Cotton expressed concern that a clean reauthorization of Section 702 could face obstacles because of the controversy surrounding the program.   

“Along the same lines that Edward Snowden’s disclosures continue to reverberate, I do worry that potential misconduct by Obama administration officials might make it harder to reauthorize this very important program,” Cotton told The Hill. 

“That’s one reason why I think it’s important that the intelligence committees get to the bottom of it quickly and make as much of our conclusions public as possible so we don’t have this very important legislative debate disrupted by unproven allegations,” he said.

Cotton noted that, even if Rice's requests to “unmask” the names of Americans were appropriate, leaking the material to the media would be inappropriate and potentially illegal.
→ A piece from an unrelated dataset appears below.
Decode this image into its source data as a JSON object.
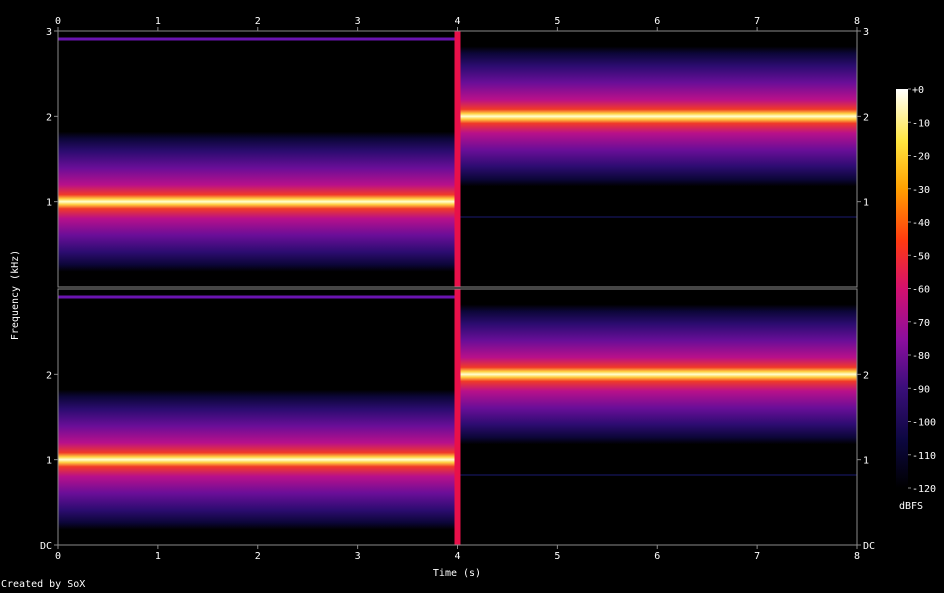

The Senate Intelligence Committee is investigating the matter as part of its investigation into Russian election interference, which is also exploring whether there was any collusion between the Trump campaign and Moscow.

Cotton told The Hill that the committee has sent letters to government officials and members of the Trump campaign asking them to preserve emails and documents.

“We’ve sent preservation letters to numerous people in both the government and from the Trump campaign,” Cotton said. “We’ve taken all the necessary and prudent steps to preserve evidence as necessary and we’re obviously furthest along in the first set of issues.”

Cotton said the committee has been focused on reviewing the raw intelligence that went into the intelligence community’s January assessment on Russian interference in the election.

While the leaders of the Senate investigation have made a show of bipartisanship, Yahoo News reported on Monday that the probe, like the House Intelligence Committee's separate investigation, has been stalled by partisan divisions.